The 5th U.S. Circuit Court of Appeals had earlier rejected Thomas’ claim that his lawyer failed to provide competent representation.

Courts had earlier rejected appeals from Thomas’ lawyers that Thomas should not be executed because he is mentally ill.

He confessed to killing his estranged wife, Laura Christine Boren, 20, their son, Andre Lee, 4, and her 13-month-old daughter, Leyha Marie Hughes, in 2004. Thomas said God had told him to commit the killings. The victims were stabbed and had their hearts ripped out.

Five days later in jail he plucked out one of his eyes. While on death row in 2009, he removed his remaining eye and told prison officials he ate it.

Thomas does not have an execution date.

 

Wisconsin
Judge dismisses GOP lawsuit over Milwaukee records

MADISON, Wis. (AP) — An open records lawsuit filed against Milwaukee officials by the Republican Party of Wisconsin has been dismissed after the party said it received what it had requested.

Republicans were seeking records from the Milwaukee Election Commission and mayor’s office related to a get-out-the-vote campaign that conservatives labeled an illegal attempt at bolstering turnout in favor of Democrats.

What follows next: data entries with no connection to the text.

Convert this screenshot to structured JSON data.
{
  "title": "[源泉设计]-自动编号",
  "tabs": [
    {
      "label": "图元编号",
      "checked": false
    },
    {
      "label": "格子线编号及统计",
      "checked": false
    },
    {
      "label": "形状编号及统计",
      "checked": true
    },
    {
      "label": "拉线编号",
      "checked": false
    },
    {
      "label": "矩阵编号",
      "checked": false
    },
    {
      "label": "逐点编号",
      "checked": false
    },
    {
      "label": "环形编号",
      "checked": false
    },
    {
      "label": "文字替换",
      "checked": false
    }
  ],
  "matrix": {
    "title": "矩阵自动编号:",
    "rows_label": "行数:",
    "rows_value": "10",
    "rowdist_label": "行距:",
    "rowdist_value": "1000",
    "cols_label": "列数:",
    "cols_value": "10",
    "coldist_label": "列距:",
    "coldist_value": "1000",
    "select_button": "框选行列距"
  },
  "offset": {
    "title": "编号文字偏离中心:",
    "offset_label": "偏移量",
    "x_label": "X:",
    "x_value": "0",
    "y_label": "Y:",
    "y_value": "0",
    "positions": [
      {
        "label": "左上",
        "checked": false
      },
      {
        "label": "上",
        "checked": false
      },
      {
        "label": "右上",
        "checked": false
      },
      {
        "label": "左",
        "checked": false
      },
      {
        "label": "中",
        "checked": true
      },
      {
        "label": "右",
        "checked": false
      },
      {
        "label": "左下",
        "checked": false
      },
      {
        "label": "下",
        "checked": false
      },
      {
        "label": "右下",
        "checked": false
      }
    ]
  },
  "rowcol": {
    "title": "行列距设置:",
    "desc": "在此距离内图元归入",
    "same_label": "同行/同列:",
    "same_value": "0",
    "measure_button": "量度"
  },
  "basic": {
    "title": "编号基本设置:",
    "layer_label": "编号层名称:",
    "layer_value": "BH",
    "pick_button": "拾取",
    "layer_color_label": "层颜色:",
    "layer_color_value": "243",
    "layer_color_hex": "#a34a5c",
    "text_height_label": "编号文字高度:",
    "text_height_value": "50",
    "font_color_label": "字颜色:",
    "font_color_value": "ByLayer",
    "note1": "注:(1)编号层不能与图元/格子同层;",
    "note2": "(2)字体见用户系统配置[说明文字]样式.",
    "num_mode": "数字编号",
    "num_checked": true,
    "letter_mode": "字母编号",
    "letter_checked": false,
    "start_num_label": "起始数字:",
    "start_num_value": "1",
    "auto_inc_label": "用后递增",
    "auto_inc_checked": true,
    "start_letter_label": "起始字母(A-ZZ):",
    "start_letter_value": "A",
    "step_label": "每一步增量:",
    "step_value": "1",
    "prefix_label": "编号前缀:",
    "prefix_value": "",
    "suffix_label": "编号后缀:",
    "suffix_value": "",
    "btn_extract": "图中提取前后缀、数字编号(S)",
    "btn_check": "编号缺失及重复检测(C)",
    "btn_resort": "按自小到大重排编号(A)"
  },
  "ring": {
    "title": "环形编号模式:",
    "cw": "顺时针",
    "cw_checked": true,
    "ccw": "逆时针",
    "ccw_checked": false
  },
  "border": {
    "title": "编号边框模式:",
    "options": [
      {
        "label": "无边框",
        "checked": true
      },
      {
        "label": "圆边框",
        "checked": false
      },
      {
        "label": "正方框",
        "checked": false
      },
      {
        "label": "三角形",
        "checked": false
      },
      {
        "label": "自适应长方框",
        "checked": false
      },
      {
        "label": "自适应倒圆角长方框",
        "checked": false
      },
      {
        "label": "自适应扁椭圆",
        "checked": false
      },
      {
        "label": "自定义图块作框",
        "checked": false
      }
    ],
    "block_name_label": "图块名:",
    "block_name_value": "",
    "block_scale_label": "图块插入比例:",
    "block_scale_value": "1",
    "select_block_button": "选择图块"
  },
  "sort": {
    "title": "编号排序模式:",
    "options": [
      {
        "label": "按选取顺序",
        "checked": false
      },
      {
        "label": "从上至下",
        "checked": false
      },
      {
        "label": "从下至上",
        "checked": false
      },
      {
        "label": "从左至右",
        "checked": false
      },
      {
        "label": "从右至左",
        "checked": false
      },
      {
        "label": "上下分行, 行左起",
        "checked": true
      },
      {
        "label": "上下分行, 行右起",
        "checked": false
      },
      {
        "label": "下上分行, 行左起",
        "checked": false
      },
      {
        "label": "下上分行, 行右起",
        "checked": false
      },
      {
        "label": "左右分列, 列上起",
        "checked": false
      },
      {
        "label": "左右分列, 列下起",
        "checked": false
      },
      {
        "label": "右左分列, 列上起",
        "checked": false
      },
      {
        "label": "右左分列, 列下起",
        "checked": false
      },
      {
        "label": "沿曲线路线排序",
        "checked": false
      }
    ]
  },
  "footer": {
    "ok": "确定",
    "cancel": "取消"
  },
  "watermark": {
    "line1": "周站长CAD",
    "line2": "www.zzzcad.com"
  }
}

Milwaukee Mayor Cavalier Johnson’s office has clarified that Milwaukee Votes 2022 is a privately funded and nonpartisan initiative designed to encourage voting and register voters. Republicans filed an open records request on Sept. 13 seeking communications between GPS Impact, a liberal communications firm advising on the initiative, and the mayor’s office and Milwaukee Election Commission.

The party, joined by the National Republican Senatorial Committee, filed a lawsuit less than two weeks later on Sept. 26, alleging that officials weren’t responding to their request as swiftly as the law requires. Wisconsin’s open records law requires a response to requests “as soon as practicable and without delay,” but it often takes weeks or months for records to be provided.

Milwaukee County Circuit Judge Kristy Yang dismissed the lawsuit on Monday. Another open records lawsuit filed by the party, seeking records from Gov. Tony Evers’ administration related to the Union Grove veterans home, remains pending.